The talks collapsed after India, China and the United States refused to compromise over a safeguard mechanism to protect farmers in developing countries.
Mr Polson says the breakdown means a continuation of the status quo, which is unsatisfactory for exporters.
Nevertheless, Mr Polson says 19 out of 20 remaining issues have been resolved.
Meat & Wool New Zealand has expressed bitter disappointment over the collapse.
National Party trade spokesperson Tim Groser remains confident agreement will be reached.
Mr Groser, who chaired the agricultural negotiations at the World Trade Organisation before becoming an MP, he is absolutely certain the Doha round of talks will eventually lead to a deal. He says talks are unlikely to resume before late next year.
Trade Minister Phil Goff says the collapse is disappointing after talks got so close to clinching a deal. The Doha round of talks began in 2001.
Former trade negotiator Charles Finny expects talks will resume after the United States presidential elections.

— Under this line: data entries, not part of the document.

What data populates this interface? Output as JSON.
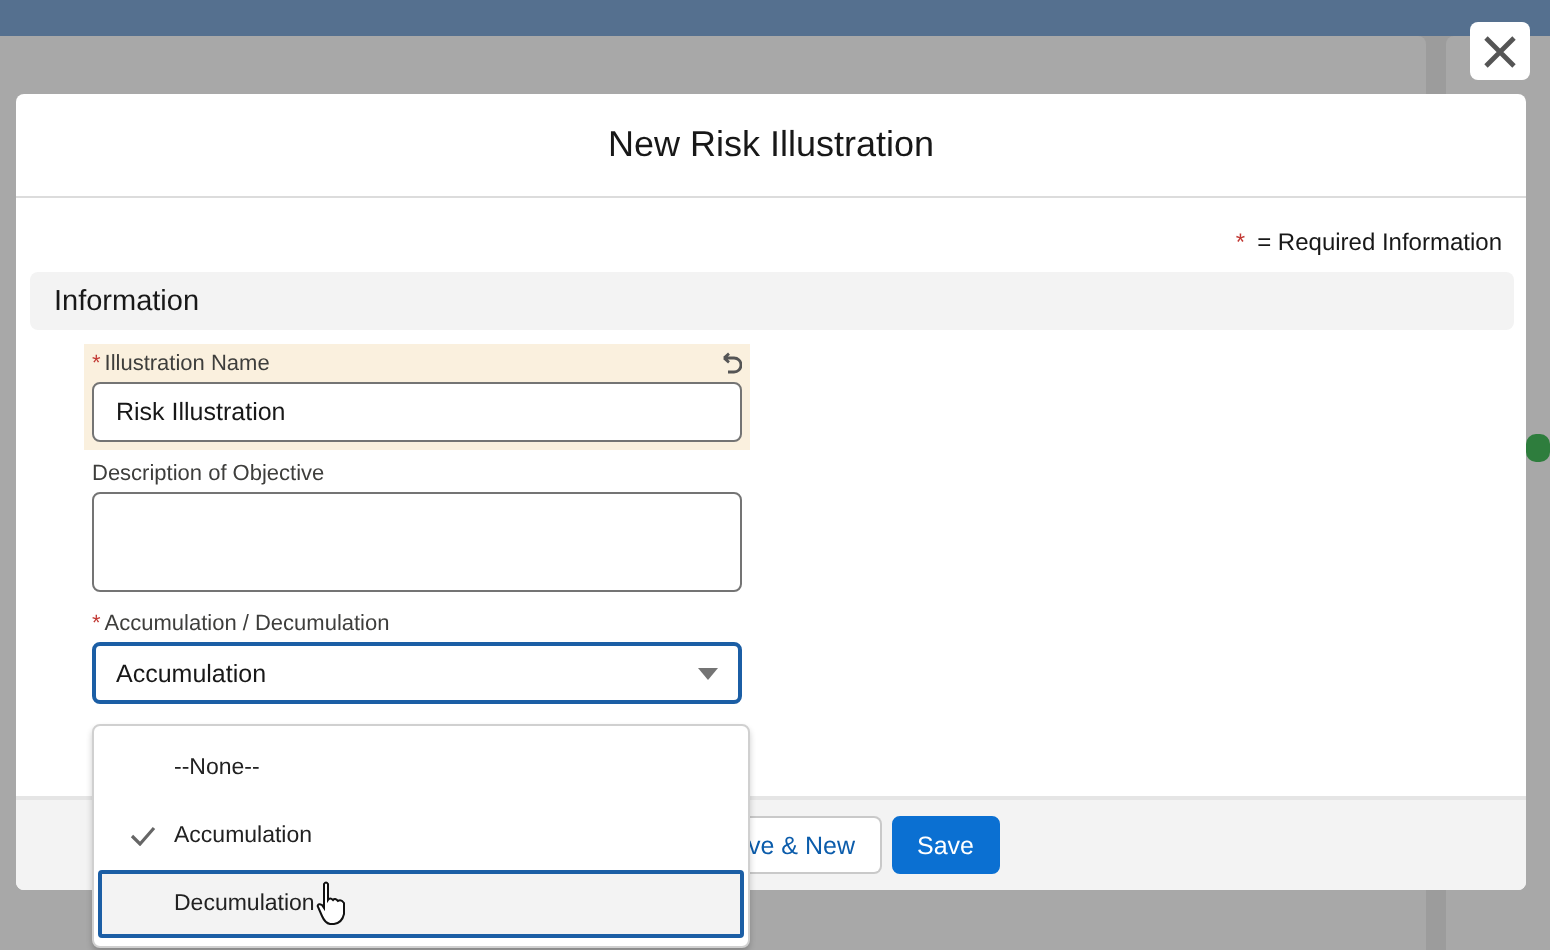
{
  "modal": {
    "title": "New Risk Illustration",
    "required_mark": "*",
    "required_note": "= Required Information",
    "section": "Information",
    "fields": [
      {
        "kind": "text",
        "label": "Illustration Name",
        "required": true,
        "value": "Risk Illustration",
        "edited": true
      },
      {
        "kind": "textarea",
        "label": "Description of Objective",
        "required": false,
        "edited": false
      },
      {
        "kind": "select",
        "label": "Accumulation / Decumulation",
        "required": true,
        "value": "Accumulation",
        "edited": false,
        "focused": true
      }
    ],
    "dropdown": {
      "options": [
        {
          "label": "--None--",
          "checked": false,
          "selected": false
        },
        {
          "label": "Accumulation",
          "checked": true,
          "selected": false
        },
        {
          "label": "Decumulation",
          "checked": false,
          "selected": true
        }
      ]
    },
    "buttons": [
      {
        "label": "ve & New",
        "kind": "neutral"
      },
      {
        "label": "Save",
        "kind": "brand"
      }
    ]
  }
}
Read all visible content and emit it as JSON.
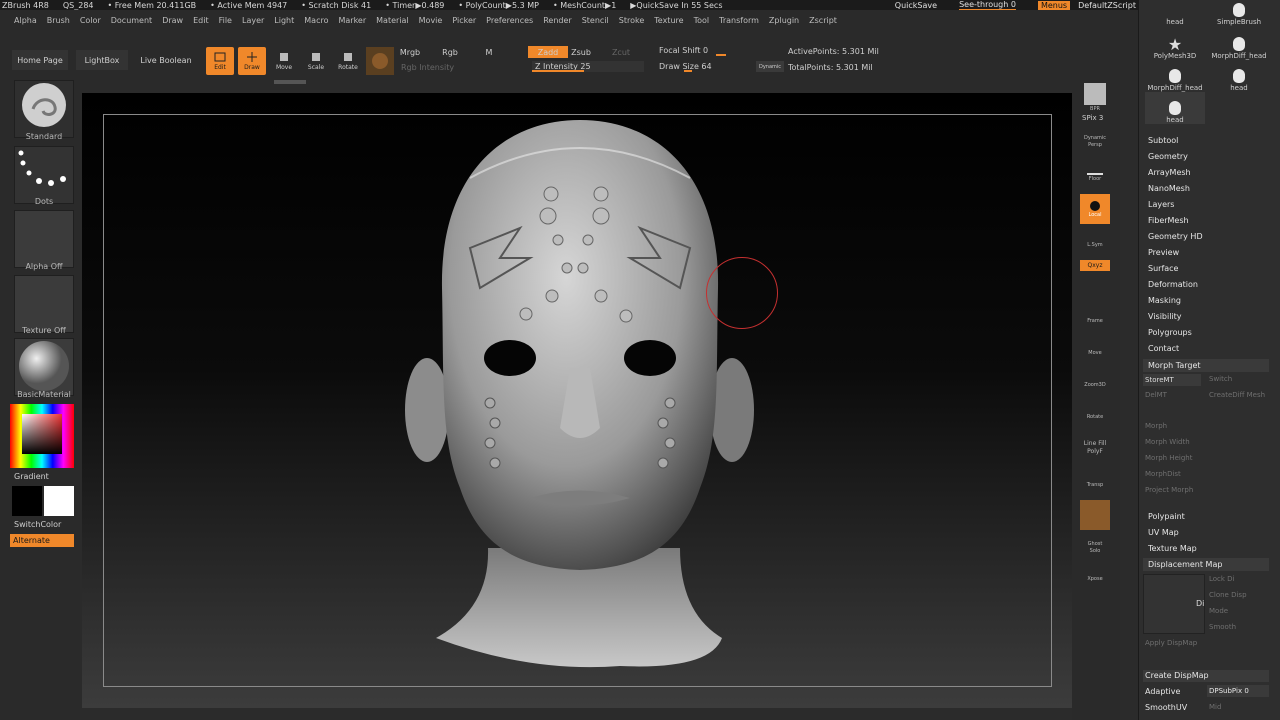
{
  "topbar": {
    "app": "ZBrush 4R8",
    "qs": "QS_284",
    "free_mem": "• Free Mem 20.411GB",
    "active_mem": "• Active Mem 4947",
    "scratch": "• Scratch Disk 41",
    "timer": "• Timer▶0.489",
    "polycount": "• PolyCount▶5.3 MP",
    "meshcount": "• MeshCount▶1",
    "quicksave": "▶QuickSave In 55 Secs"
  },
  "top_right": {
    "quicksave_btn": "QuickSave",
    "seethrough": "See-through  0",
    "menus": "Menus",
    "script": "DefaultZScript"
  },
  "menu": [
    "Alpha",
    "Brush",
    "Color",
    "Document",
    "Draw",
    "Edit",
    "File",
    "Layer",
    "Light",
    "Macro",
    "Marker",
    "Material",
    "Movie",
    "Picker",
    "Preferences",
    "Render",
    "Stencil",
    "Stroke",
    "Texture",
    "Tool",
    "Transform",
    "Zplugin",
    "Zscript"
  ],
  "toolbar": {
    "home": "Home Page",
    "lightbox": "LightBox",
    "liveboolean": "Live Boolean",
    "edit": "Edit",
    "draw": "Draw",
    "move": "Move",
    "scale": "Scale",
    "rotate": "Rotate",
    "mrgb": "Mrgb",
    "rgb": "Rgb",
    "m": "M",
    "rgb_intensity": "Rgb Intensity",
    "zadd": "Zadd",
    "zsub": "Zsub",
    "zcut": "Zcut",
    "z_intensity_label": "Z Intensity",
    "z_intensity": "25",
    "focal_label": "Focal Shift",
    "focal": "0",
    "drawsize_label": "Draw Size",
    "drawsize": "64",
    "dynamic": "Dynamic",
    "active_points": "ActivePoints: 5.301 Mil",
    "total_points": "TotalPoints: 5.301 Mil"
  },
  "left": {
    "brush": "Standard",
    "stroke": "Dots",
    "alpha": "Alpha Off",
    "texture": "Texture Off",
    "material": "BasicMaterial",
    "gradient": "Gradient",
    "switchcolor": "SwitchColor",
    "alternate": "Alternate"
  },
  "right_tools": {
    "bpr": "BPR",
    "spix_label": "SPix",
    "spix": "3",
    "dynamic": "Dynamic",
    "persp": "Persp",
    "floor": "Floor",
    "local": "Local",
    "lsym": "L.Sym",
    "xyz": "Qxyz",
    "frame": "Frame",
    "move": "Move",
    "zoom3d": "Zoom3D",
    "rotate": "Rotate",
    "linefill": "Line Fill",
    "polyf": "PolyF",
    "transp": "Transp",
    "ghost": "Ghost",
    "solo": "Solo",
    "xpose": "Xpose"
  },
  "subtools": [
    "head",
    "SimpleBrush",
    "PolyMesh3D",
    "MorphDiff_head",
    "MorphDiff_head",
    "head",
    "head"
  ],
  "panel": [
    "Subtool",
    "Geometry",
    "ArrayMesh",
    "NanoMesh",
    "Layers",
    "FiberMesh",
    "Geometry HD",
    "Preview",
    "Surface",
    "Deformation",
    "Masking",
    "Visibility",
    "Polygroups",
    "Contact"
  ],
  "morph": {
    "title": "Morph Target",
    "storemt": "StoreMT",
    "switch": "Switch",
    "delmt": "DelMT",
    "create_diff": "CreateDiff Mesh",
    "morph": "Morph",
    "morph_width": "Morph Width",
    "morph_height": "Morph Height",
    "morph_dist": "MorphDist",
    "morph_brush": "Project Morph"
  },
  "panel2": [
    "Polypaint",
    "UV Map",
    "Texture Map"
  ],
  "disp": {
    "title": "Displacement Map",
    "disp_label": "Di",
    "lock": "Lock Di",
    "create_disp": "Clone Disp",
    "mode": "Mode",
    "smooth": "Smooth",
    "apply": "Apply DispMap",
    "create": "Create DispMap",
    "adaptive": "Adaptive",
    "dpsubpix_label": "DPSubPix",
    "dpsubpix": "0",
    "smoothuv": "SmoothUV",
    "mid": "Mid"
  }
}
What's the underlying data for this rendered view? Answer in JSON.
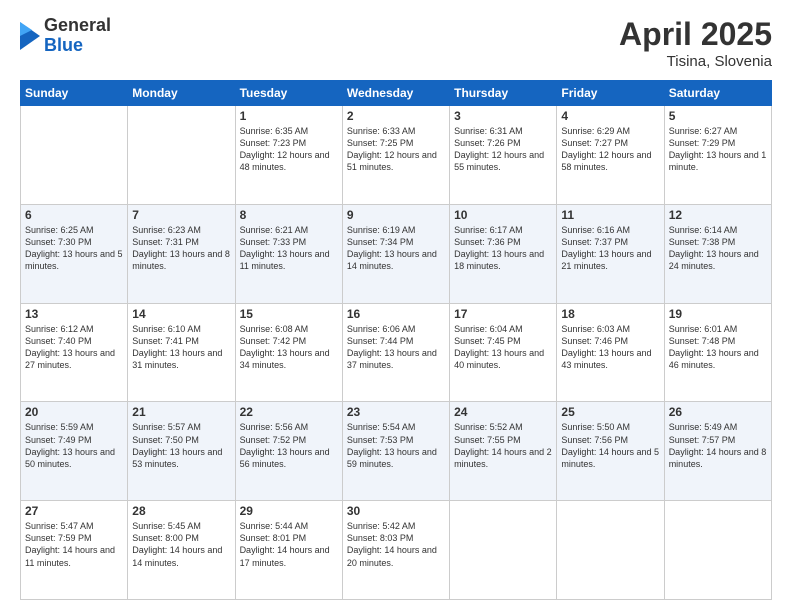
{
  "logo": {
    "general": "General",
    "blue": "Blue"
  },
  "title": "April 2025",
  "location": "Tisina, Slovenia",
  "days_of_week": [
    "Sunday",
    "Monday",
    "Tuesday",
    "Wednesday",
    "Thursday",
    "Friday",
    "Saturday"
  ],
  "weeks": [
    [
      {
        "day": "",
        "info": ""
      },
      {
        "day": "",
        "info": ""
      },
      {
        "day": "1",
        "info": "Sunrise: 6:35 AM\nSunset: 7:23 PM\nDaylight: 12 hours and 48 minutes."
      },
      {
        "day": "2",
        "info": "Sunrise: 6:33 AM\nSunset: 7:25 PM\nDaylight: 12 hours and 51 minutes."
      },
      {
        "day": "3",
        "info": "Sunrise: 6:31 AM\nSunset: 7:26 PM\nDaylight: 12 hours and 55 minutes."
      },
      {
        "day": "4",
        "info": "Sunrise: 6:29 AM\nSunset: 7:27 PM\nDaylight: 12 hours and 58 minutes."
      },
      {
        "day": "5",
        "info": "Sunrise: 6:27 AM\nSunset: 7:29 PM\nDaylight: 13 hours and 1 minute."
      }
    ],
    [
      {
        "day": "6",
        "info": "Sunrise: 6:25 AM\nSunset: 7:30 PM\nDaylight: 13 hours and 5 minutes."
      },
      {
        "day": "7",
        "info": "Sunrise: 6:23 AM\nSunset: 7:31 PM\nDaylight: 13 hours and 8 minutes."
      },
      {
        "day": "8",
        "info": "Sunrise: 6:21 AM\nSunset: 7:33 PM\nDaylight: 13 hours and 11 minutes."
      },
      {
        "day": "9",
        "info": "Sunrise: 6:19 AM\nSunset: 7:34 PM\nDaylight: 13 hours and 14 minutes."
      },
      {
        "day": "10",
        "info": "Sunrise: 6:17 AM\nSunset: 7:36 PM\nDaylight: 13 hours and 18 minutes."
      },
      {
        "day": "11",
        "info": "Sunrise: 6:16 AM\nSunset: 7:37 PM\nDaylight: 13 hours and 21 minutes."
      },
      {
        "day": "12",
        "info": "Sunrise: 6:14 AM\nSunset: 7:38 PM\nDaylight: 13 hours and 24 minutes."
      }
    ],
    [
      {
        "day": "13",
        "info": "Sunrise: 6:12 AM\nSunset: 7:40 PM\nDaylight: 13 hours and 27 minutes."
      },
      {
        "day": "14",
        "info": "Sunrise: 6:10 AM\nSunset: 7:41 PM\nDaylight: 13 hours and 31 minutes."
      },
      {
        "day": "15",
        "info": "Sunrise: 6:08 AM\nSunset: 7:42 PM\nDaylight: 13 hours and 34 minutes."
      },
      {
        "day": "16",
        "info": "Sunrise: 6:06 AM\nSunset: 7:44 PM\nDaylight: 13 hours and 37 minutes."
      },
      {
        "day": "17",
        "info": "Sunrise: 6:04 AM\nSunset: 7:45 PM\nDaylight: 13 hours and 40 minutes."
      },
      {
        "day": "18",
        "info": "Sunrise: 6:03 AM\nSunset: 7:46 PM\nDaylight: 13 hours and 43 minutes."
      },
      {
        "day": "19",
        "info": "Sunrise: 6:01 AM\nSunset: 7:48 PM\nDaylight: 13 hours and 46 minutes."
      }
    ],
    [
      {
        "day": "20",
        "info": "Sunrise: 5:59 AM\nSunset: 7:49 PM\nDaylight: 13 hours and 50 minutes."
      },
      {
        "day": "21",
        "info": "Sunrise: 5:57 AM\nSunset: 7:50 PM\nDaylight: 13 hours and 53 minutes."
      },
      {
        "day": "22",
        "info": "Sunrise: 5:56 AM\nSunset: 7:52 PM\nDaylight: 13 hours and 56 minutes."
      },
      {
        "day": "23",
        "info": "Sunrise: 5:54 AM\nSunset: 7:53 PM\nDaylight: 13 hours and 59 minutes."
      },
      {
        "day": "24",
        "info": "Sunrise: 5:52 AM\nSunset: 7:55 PM\nDaylight: 14 hours and 2 minutes."
      },
      {
        "day": "25",
        "info": "Sunrise: 5:50 AM\nSunset: 7:56 PM\nDaylight: 14 hours and 5 minutes."
      },
      {
        "day": "26",
        "info": "Sunrise: 5:49 AM\nSunset: 7:57 PM\nDaylight: 14 hours and 8 minutes."
      }
    ],
    [
      {
        "day": "27",
        "info": "Sunrise: 5:47 AM\nSunset: 7:59 PM\nDaylight: 14 hours and 11 minutes."
      },
      {
        "day": "28",
        "info": "Sunrise: 5:45 AM\nSunset: 8:00 PM\nDaylight: 14 hours and 14 minutes."
      },
      {
        "day": "29",
        "info": "Sunrise: 5:44 AM\nSunset: 8:01 PM\nDaylight: 14 hours and 17 minutes."
      },
      {
        "day": "30",
        "info": "Sunrise: 5:42 AM\nSunset: 8:03 PM\nDaylight: 14 hours and 20 minutes."
      },
      {
        "day": "",
        "info": ""
      },
      {
        "day": "",
        "info": ""
      },
      {
        "day": "",
        "info": ""
      }
    ]
  ]
}
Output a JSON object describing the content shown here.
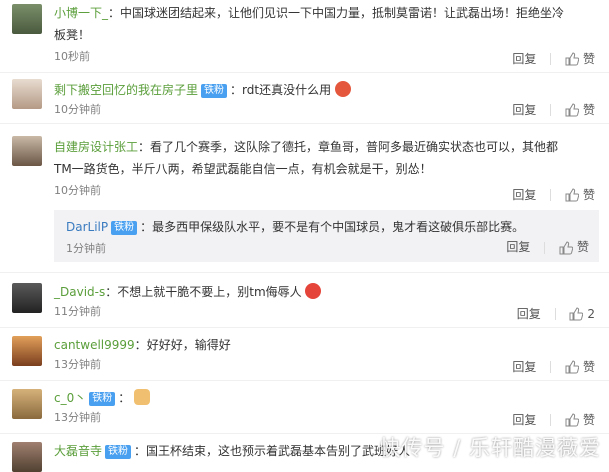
{
  "actions": {
    "reply": "回复",
    "like": "赞"
  },
  "badge_fan": "铁粉",
  "comments": [
    {
      "user": "小博一下_",
      "text": "中国球迷团结起来，让他们见识一下中国力量，抵制莫雷诺！让武磊出场！拒绝坐冷",
      "text2": "板凳！",
      "time": "10秒前"
    },
    {
      "user": "剩下搬空回忆的我在房子里",
      "text": "rdt还真没什么用",
      "time": "10分钟前"
    },
    {
      "user": "自建房设计张工",
      "text": "看了几个赛季，这队除了德托，章鱼哥，普阿多最近确实状态也可以，其他都",
      "text2": "TM一路货色，半斤八两，希望武磊能自信一点，有机会就是干，别怂！",
      "time": "10分钟前"
    },
    {
      "user": "DarLilP",
      "text": "最多西甲保级队水平，要不是有个中国球员，鬼才看这破俱乐部比赛。",
      "time": "1分钟前"
    },
    {
      "user": "_David-s",
      "text": "不想上就干脆不要上，别tm侮辱人",
      "time": "11分钟前",
      "likes": "2"
    },
    {
      "user": "cantwell9999",
      "text": "好好好，输得好",
      "time": "13分钟前"
    },
    {
      "user": "c_0丶",
      "text": "",
      "time": "13分钟前"
    },
    {
      "user": "大磊音寺",
      "text": "国王杯结束，这也预示着武磊基本告别了武班好人"
    }
  ],
  "watermark": "快传号 / 乐轩酷漫薇爱"
}
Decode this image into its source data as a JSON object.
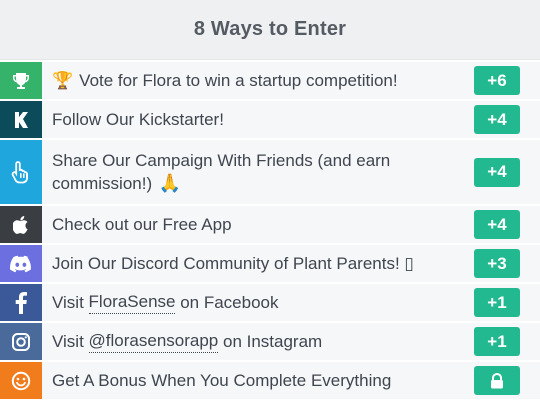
{
  "header": {
    "title": "8 Ways to Enter"
  },
  "entries": [
    {
      "trophy_emoji": "🏆",
      "label": "Vote for Flora to win a startup competition!",
      "points": "+6",
      "icon": "trophy-icon",
      "color": "#36b36b"
    },
    {
      "label": "Follow Our Kickstarter!",
      "points": "+4",
      "icon": "kickstarter-icon",
      "color": "#0c4b5a"
    },
    {
      "label": "Share Our Campaign With Friends (and earn commission!)",
      "emoji": "🙏",
      "points": "+4",
      "icon": "hand-pointer-icon",
      "color": "#1fa6dd"
    },
    {
      "label": "Check out our Free App",
      "points": "+4",
      "icon": "apple-icon",
      "color": "#3a3d42"
    },
    {
      "label": "Join Our Discord Community of Plant Parents! ▯",
      "points": "+3",
      "icon": "discord-icon",
      "color": "#6b6fe0"
    },
    {
      "prefix": "Visit ",
      "link": "FloraSense",
      "suffix": " on Facebook",
      "points": "+1",
      "icon": "facebook-icon",
      "color": "#3b5998"
    },
    {
      "prefix": "Visit ",
      "link": "@florasensorapp",
      "suffix": " on Instagram",
      "points": "+1",
      "icon": "instagram-icon",
      "color": "#4a6a9c"
    },
    {
      "label": "Get A Bonus When You Complete Everything",
      "icon": "smile-icon",
      "badge_icon": "lock-icon",
      "color": "#f07c1c"
    }
  ],
  "badge_color": "#22b990"
}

Mr Finny, chief executive of the Regional Chamber of Commerce, says talks ran further than he expected, though he was surprised talks collapsed on the question of special safeguard mechanisms for agriculture.
Australian Trade Minister Simon Crean says the collapse of the talks is a huge setback for the world economy.
Mr Crean says it was unfortunate that some countries could not overcome domestic concerns for the greater good.
Trade ministers from 35 countries had gone to Geneva in a last-ditch effort to reach an agreement this year.
But World Trade Organisation head Pascal Lamy confirmed the collapse of the talks, which officials have blamed on China, India and the United States for failing to agree on import rules.